Hereditary Hemorrhagic Telangiectasia (HHT) is an autosomal dominant vascular dysplasia affecting 1/5000 individuals. Epistaxis, mucocutaneous telangiectasias and vascular malformations affecting internal organs (brain, lungs, liver and digestive tract) are hallmarks of HHT. Though liver involvement occurs in 80% of patients, including abnormal portal-venous, arterio-portal, and arterio-venous shunts, overt clinic is only present in 8% and may present as secondary high-output cardiac failure (HOCF), portosystemic encephalopathy, noncirrhotic portal hypertension and/or bile duct ischemia. This study aimed to report a single HHT Reference Center experience in the antiangiogenic treatment with bevacizumab (anti VEGF-Vascular Endothelial Growth Factor) for treating adult HHT patients with HOCF due to severe liver disease.
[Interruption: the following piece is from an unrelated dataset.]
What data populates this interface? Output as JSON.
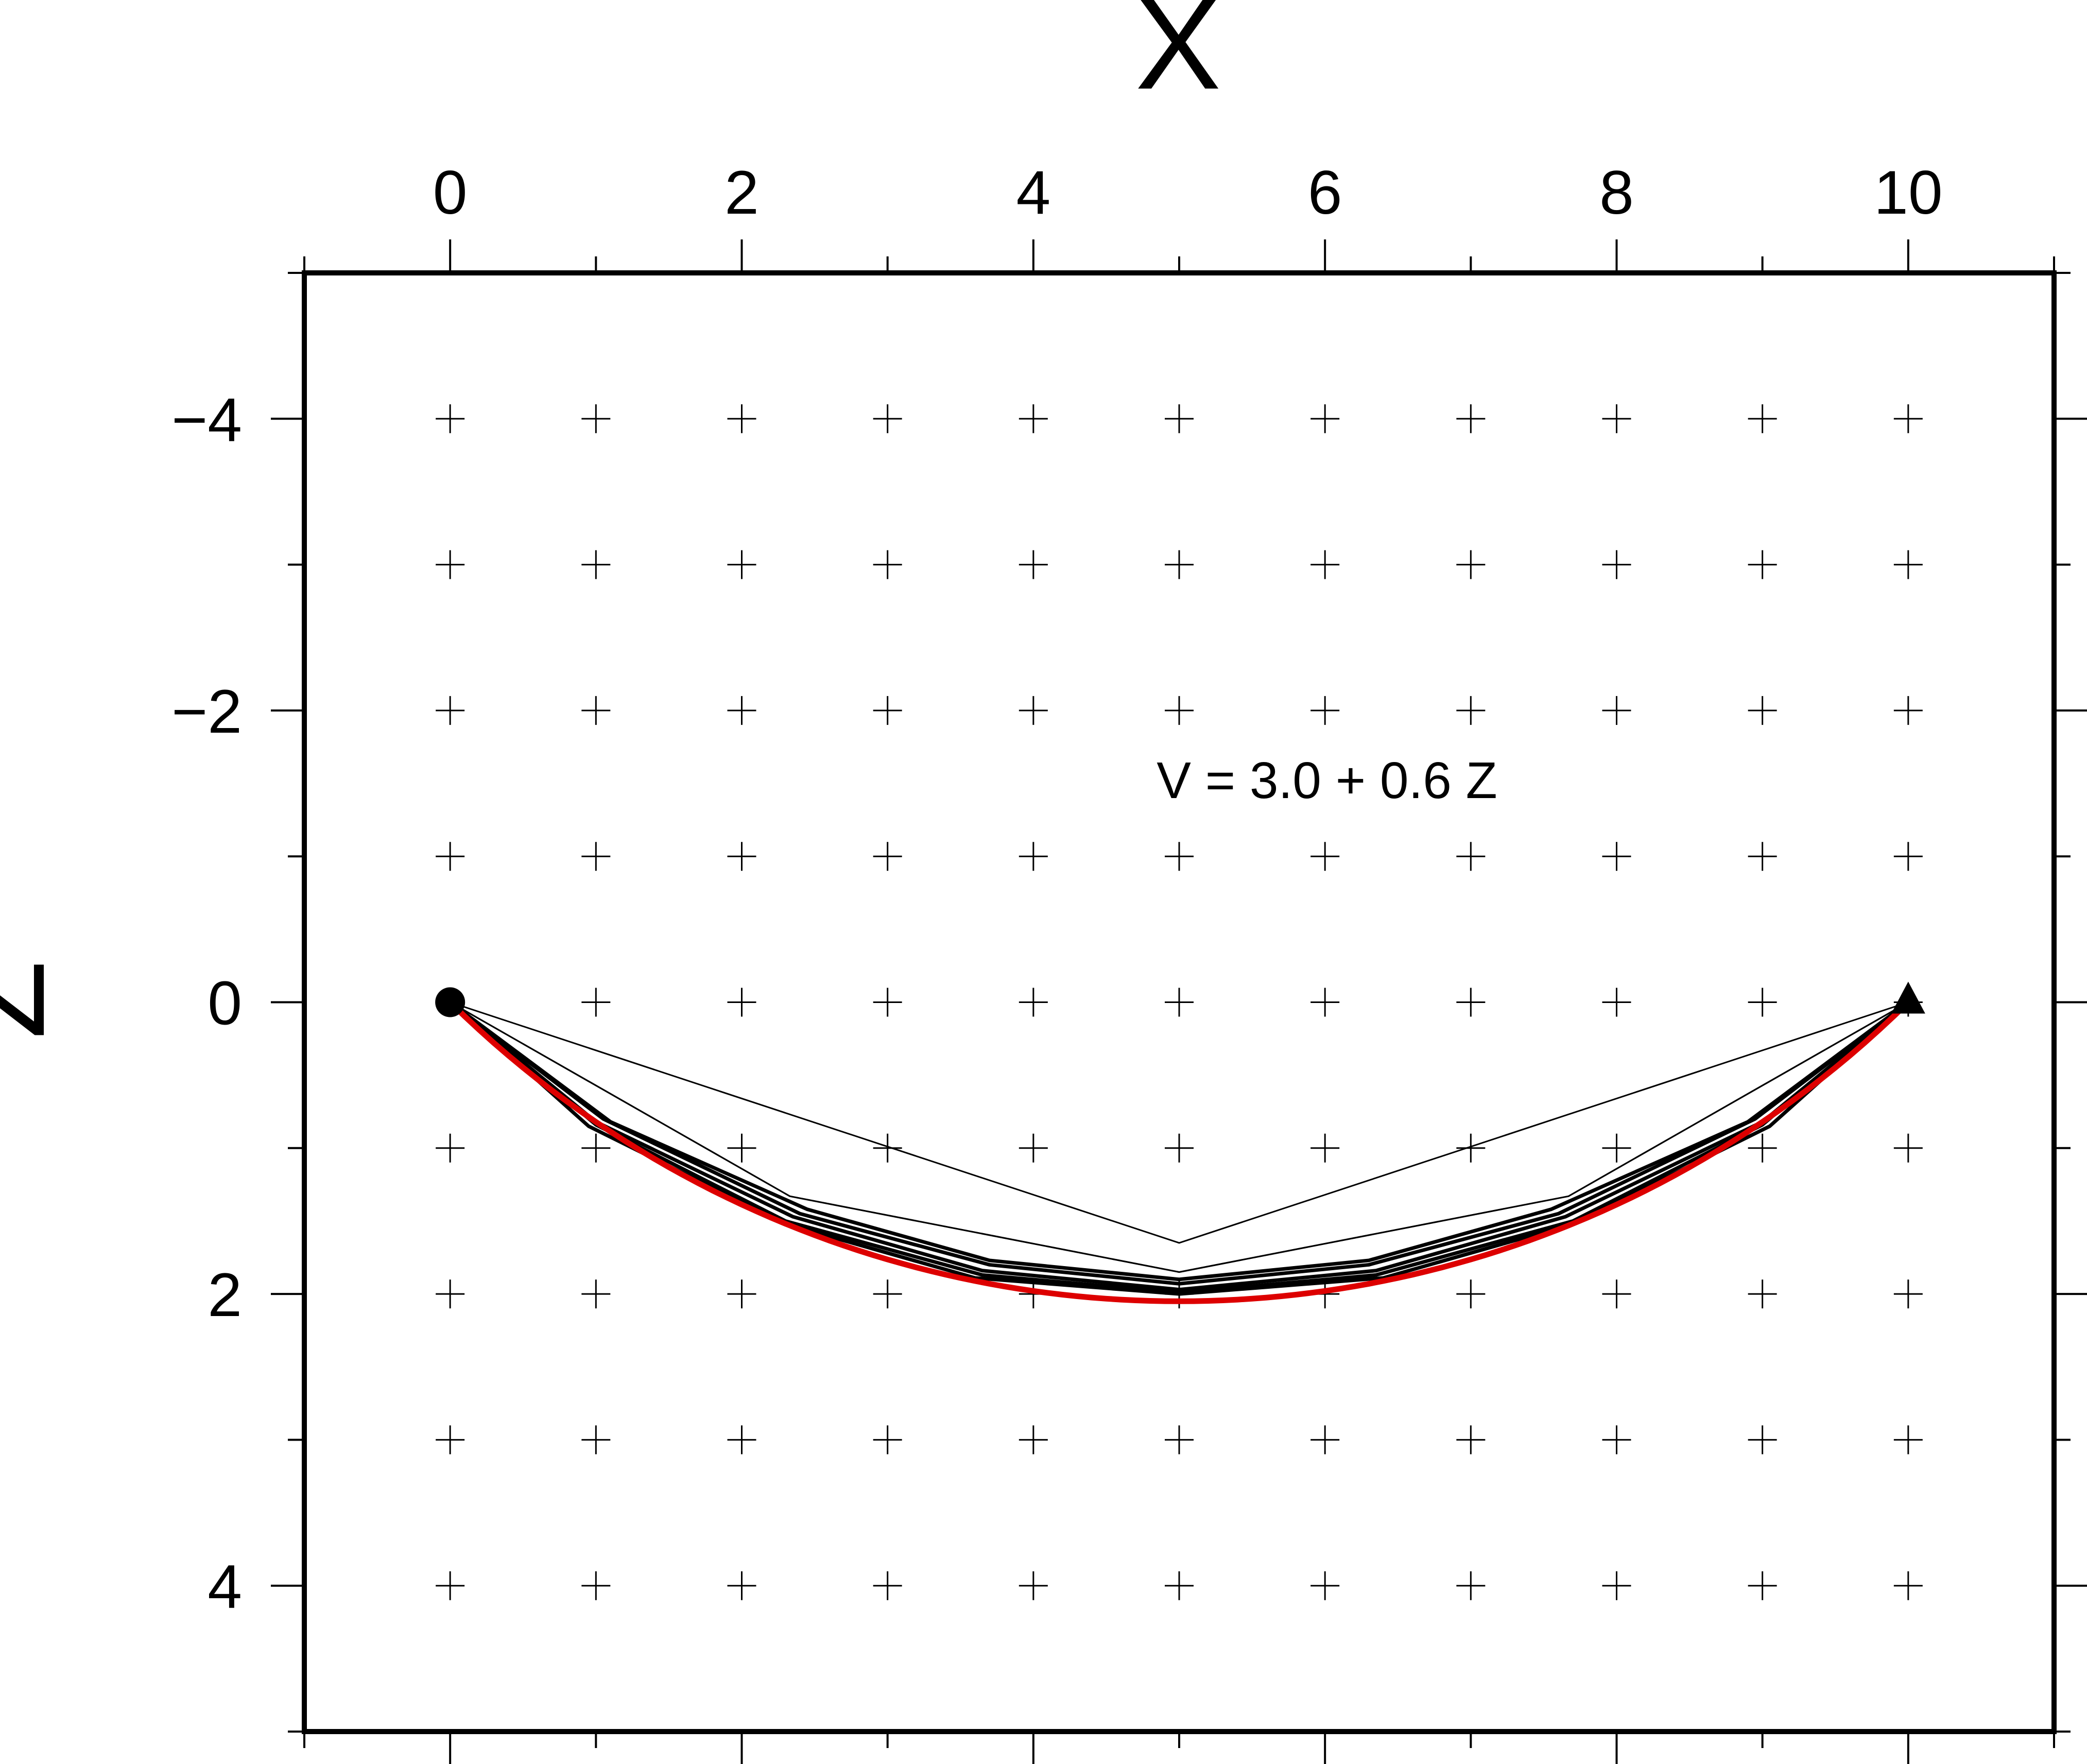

Observational cohort study. Baseline clinical/analytical characteristics were recorded and echocardiographic values for cardiac index in L/min/m2 and cardiac output in L/min (CI and CO) before and after bevacizumab treatment were compared when available with a paired signed rank test.

Thirteen patients were included from July/2013-June/to 2022, nine were women and the median age was 68 [IQR: 53-71]. All of them with HOCF; eleven had edema/ascites and six also had refractory iron deficiency anemia. Regarding liver compromise: nine had hepatomegalia, all had diffuse telangiectasias, six portal-venous, ten arterio-venous and eight arterio-portal shunts, while only two had ischemic bile duct injury. Basal median CI was 4.1 [3.8-4.8] and CO was 7.5 [6.1-8.6] (n=11). Median Bevacizumab number of the received doses was 6 [4-6]. At least one post-treatment result during the first year of treatment was available in 8 patients with a median CI of 3.5 [3.1-4.3] (p<0.05) and CO of 6.2 [4.5-3.0] (p<0.05). Two patients received liver transplantation while on treatment.

These results supporting bevacizumab treatment in HHT patients with severe liver disease are in line with previous reports.